人里はなれた地下の秘密基地では、ノーベル賞受賞者を含む科学者たちが感染源の特定と治療法をなんとか探し出そうと遮二無二、研究を続ける。
実は基地には自爆装置が仕組まれ、細菌汚染を感知すると核爆発を起こしてすべてを吹き飛ばす計画だった・・・。
なんて地道な話だ。
深い考えのないレム『天の声』のようだ。そういや、かの『大失敗』に登場するクィンタ星人と、この作品に登場する宇宙生命体は、なんか似てるのだ。H・G・ウェルズ的相似、ということか。
まぁ、それは余談として、
どうです?つまらなそうでしょ?
しかし、結論から申し上げて、やはりワイズは上手いのだ。
必要な箇所に鳴り響く、ギル・メレの不気味な電子音楽を除けば、これは異様に静かな映画だ。

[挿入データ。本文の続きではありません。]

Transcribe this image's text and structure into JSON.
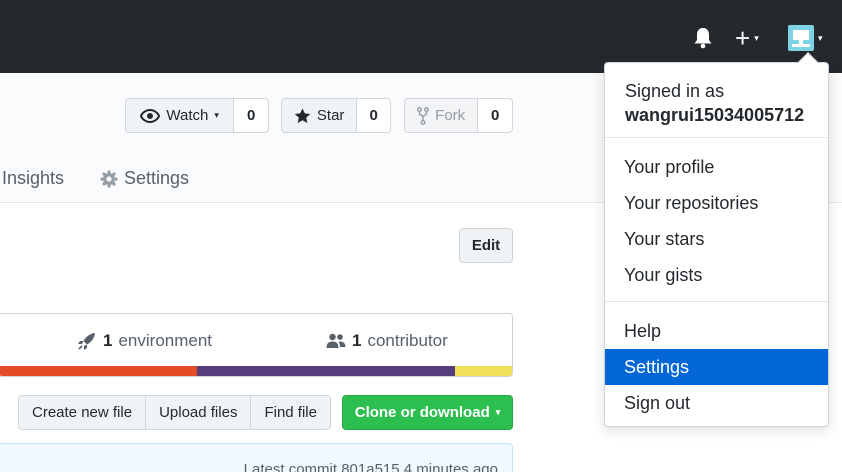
{
  "header": {
    "bell_icon": "bell-icon",
    "plus_icon": "+",
    "caret_icon": "▾",
    "avatar_color": "#7fd3e6"
  },
  "repo_actions": {
    "watch": {
      "label": "Watch",
      "count": "0"
    },
    "star": {
      "label": "Star",
      "count": "0"
    },
    "fork": {
      "label": "Fork",
      "count": "0"
    }
  },
  "tabs": {
    "insights": "Insights",
    "settings": "Settings"
  },
  "edit_label": "Edit",
  "summary": {
    "environment_count": "1",
    "environment_label": "environment",
    "contributor_count": "1",
    "contributor_label": "contributor",
    "languages": [
      {
        "color": "#e34c26",
        "percent": 38.5
      },
      {
        "color": "#563d7c",
        "percent": 50.3
      },
      {
        "color": "#f1e05a",
        "percent": 11.2
      }
    ]
  },
  "file_actions": {
    "create": "Create new file",
    "upload": "Upload files",
    "find": "Find file",
    "clone": "Clone or download"
  },
  "commit": {
    "text": "Latest commit 801a515 4 minutes ago"
  },
  "dropdown": {
    "signed_in_as": "Signed in as",
    "username": "wangrui15034005712",
    "items": [
      {
        "label": "Your profile"
      },
      {
        "label": "Your repositories"
      },
      {
        "label": "Your stars"
      },
      {
        "label": "Your gists"
      },
      {
        "label": "Help"
      },
      {
        "label": "Settings",
        "active": true
      },
      {
        "label": "Sign out"
      }
    ]
  },
  "colors": {
    "header_bg": "#24292e",
    "accent": "#0366d6",
    "green": "#2cbe4e"
  }
}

モノクロ時代の『地球が静止する日』で、宇宙人の地球制服を「人類の使うすべてのエネルギー源が停止する瞬間」として映像化してみせた手腕は、ここでも活かされて、「細菌生物による地球侵略」という異常に地味なテーマを、ちゃんとサスペンスとして演出してみせてくれる。
カットの割りかた(遠景でヘリコプターから縄梯子が降りるのを捉え、切り替わると、砂塵の中に立つ白い細菌防護服姿の人物二名を背後から見据えて、死の村を映すあたりが印象的)、スプリットスクリーン多用(たぶん不要なカット割りを避け、物語のテンポを維持するためだ)、手前に人物を大きく配してミーティングや通信連絡など単調になりがちな場面を盛り上げる手法など、心憎いばかり。

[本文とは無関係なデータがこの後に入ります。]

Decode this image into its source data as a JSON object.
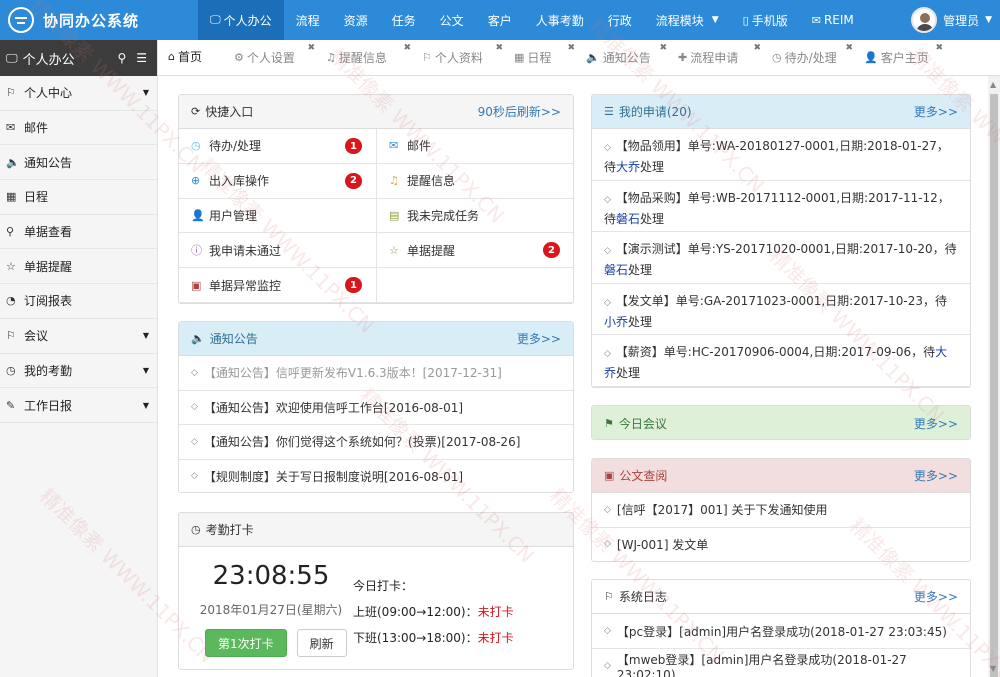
{
  "app": {
    "title": "协同办公系统"
  },
  "topnav": [
    {
      "label": "个人办公",
      "icon": "monitor",
      "active": true
    },
    {
      "label": "流程"
    },
    {
      "label": "资源"
    },
    {
      "label": "任务"
    },
    {
      "label": "公文"
    },
    {
      "label": "客户"
    },
    {
      "label": "人事考勤"
    },
    {
      "label": "行政"
    },
    {
      "label": "流程模块",
      "caret": true
    },
    {
      "label": "手机版",
      "icon": "mobile"
    },
    {
      "label": "REIM",
      "icon": "chat"
    }
  ],
  "user": {
    "name": "管理员"
  },
  "sidebar": {
    "header": "个人办公",
    "items": [
      {
        "label": "个人中心",
        "icon": "bookmark",
        "caret": true
      },
      {
        "label": "邮件",
        "icon": "envelope"
      },
      {
        "label": "通知公告",
        "icon": "volume"
      },
      {
        "label": "日程",
        "icon": "calendar"
      },
      {
        "label": "单据查看",
        "icon": "search"
      },
      {
        "label": "单据提醒",
        "icon": "star"
      },
      {
        "label": "订阅报表",
        "icon": "rss"
      },
      {
        "label": "会议",
        "icon": "bookmark",
        "caret": true
      },
      {
        "label": "我的考勤",
        "icon": "clock",
        "caret": true
      },
      {
        "label": "工作日报",
        "icon": "edit",
        "caret": true
      }
    ]
  },
  "tabs": [
    {
      "label": "首页",
      "icon": "home",
      "active": true
    },
    {
      "label": "个人设置",
      "icon": "gear",
      "closable": true
    },
    {
      "label": "提醒信息",
      "icon": "bell",
      "closable": true
    },
    {
      "label": "个人资料",
      "icon": "bookmark",
      "closable": true
    },
    {
      "label": "日程",
      "icon": "calendar",
      "closable": true
    },
    {
      "label": "通知公告",
      "icon": "volume",
      "closable": true
    },
    {
      "label": "流程申请",
      "icon": "plus",
      "closable": true
    },
    {
      "label": "待办/处理",
      "icon": "clock",
      "closable": true
    },
    {
      "label": "客户主页",
      "icon": "user",
      "closable": true
    }
  ],
  "quick": {
    "title": "快捷入口",
    "refresh": "90秒后刷新>>",
    "cells": [
      {
        "label": "待办/处理",
        "icon": "clock",
        "badge": "1"
      },
      {
        "label": "邮件",
        "icon": "envelope"
      },
      {
        "label": "出入库操作",
        "icon": "plus-circle",
        "badge": "2"
      },
      {
        "label": "提醒信息",
        "icon": "bell"
      },
      {
        "label": "用户管理",
        "icon": "user"
      },
      {
        "label": "我未完成任务",
        "icon": "task"
      },
      {
        "label": "我申请未通过",
        "icon": "info"
      },
      {
        "label": "单据提醒",
        "icon": "star",
        "badge": "2"
      },
      {
        "label": "单据异常监控",
        "icon": "briefcase",
        "badge": "1"
      },
      {
        "label": ""
      }
    ]
  },
  "notice": {
    "title": "通知公告",
    "more": "更多>>",
    "items": [
      {
        "text": "【通知公告】信呼更新发布V1.6.3版本！[2017-12-31]",
        "muted": true
      },
      {
        "text": "【通知公告】欢迎使用信呼工作台[2016-08-01]"
      },
      {
        "text": "【通知公告】你们觉得这个系统如何？(投票)[2017-08-26]"
      },
      {
        "text": "【规则制度】关于写日报制度说明[2016-08-01]"
      }
    ]
  },
  "attendance": {
    "title": "考勤打卡",
    "time": "23:08:55",
    "date": "2018年01月27日(星期六)",
    "today_label": "今日打卡：",
    "on_label": "上班(09:00→12:00)：",
    "on_status": "未打卡",
    "off_label": "下班(13:00→18:00)：",
    "off_status": "未打卡",
    "punch_button": "第1次打卡",
    "refresh_button": "刷新"
  },
  "apply": {
    "title": "我的申请(20)",
    "more": "更多>>",
    "items": [
      {
        "pre": "【物品领用】单号:WA-20180127-0001,日期:2018-01-27，待",
        "who": "大乔",
        "post": "处理"
      },
      {
        "pre": "【物品采购】单号:WB-20171112-0001,日期:2017-11-12，待",
        "who": "磐石",
        "post": "处理"
      },
      {
        "pre": "【演示测试】单号:YS-20171020-0001,日期:2017-10-20，待",
        "who": "磐石",
        "post": "处理"
      },
      {
        "pre": "【发文单】单号:GA-20171023-0001,日期:2017-10-23，待",
        "who": "小乔",
        "post": "处理"
      },
      {
        "pre": "【薪资】单号:HC-20170906-0004,日期:2017-09-06，待",
        "who": "大乔",
        "post": "处理"
      }
    ]
  },
  "meeting": {
    "title": "今日会议",
    "more": "更多>>"
  },
  "doc": {
    "title": "公文查阅",
    "more": "更多>>",
    "items": [
      {
        "text": "[信呼【2017】001] 关于下发通知使用"
      },
      {
        "text": "[WJ-001] 发文单"
      }
    ]
  },
  "syslog": {
    "title": "系统日志",
    "more": "更多>>",
    "items": [
      {
        "text": "【pc登录】[admin]用户名登录成功(2018-01-27 23:03:45)"
      },
      {
        "text": "【mweb登录】[admin]用户名登录成功(2018-01-27 23:02:10)"
      }
    ]
  },
  "watermark": {
    "text": "精准像素 WWW.11PX.CN"
  },
  "colors": {
    "topbar": "#2d8ad8",
    "active_nav": "#1b6fb8",
    "badge": "#d9161b",
    "assignee": "#1a3faa"
  }
}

例えば、車の移動ショットで、カメラがフォローしピタリと画面中央に停止し、左右のドアから人物が出てくる基本中の基本のようなカットまでが美しい。幾何学的な整合性で、ドンピシャリの位置にはまる。
名手リチャード・クラインのカメラは空気感、スケール感まで写し取り、あぁ、やはり世界の映画はアメリカ映画だよなぁー、と酔わせてくれる。
科学者達の研究が暗礁に乗り上げることがあっても、映画自体の進行が躊躇したりはしないのだ。
細菌作戦基地のカムフラージュが農業試験場だとか、画面を攫うおばちゃん科学者の毒舌とか、細かいギャグもちりばめつつ、ロバート・ワイズは「物語を正しく語る」という行為そのものに異様に固執している(というか、正統に淫している)ように思える。
それは、デビュー作『キャットピープルの呪い』だろうが、『サウンド・オブ・ミュージック』や『ウェストサイドストーリー』だろうが、完全に同様である。
はて、それにしても、同じワイズの監督作品『スタートレック劇場版』はどのような映画だっただろうか。
私は中学のとき、確かにあの夏休みにいとこに連れられてこの映画を観た筈なのだが、記憶がスッポリ欠落しているのだ。なぜだ。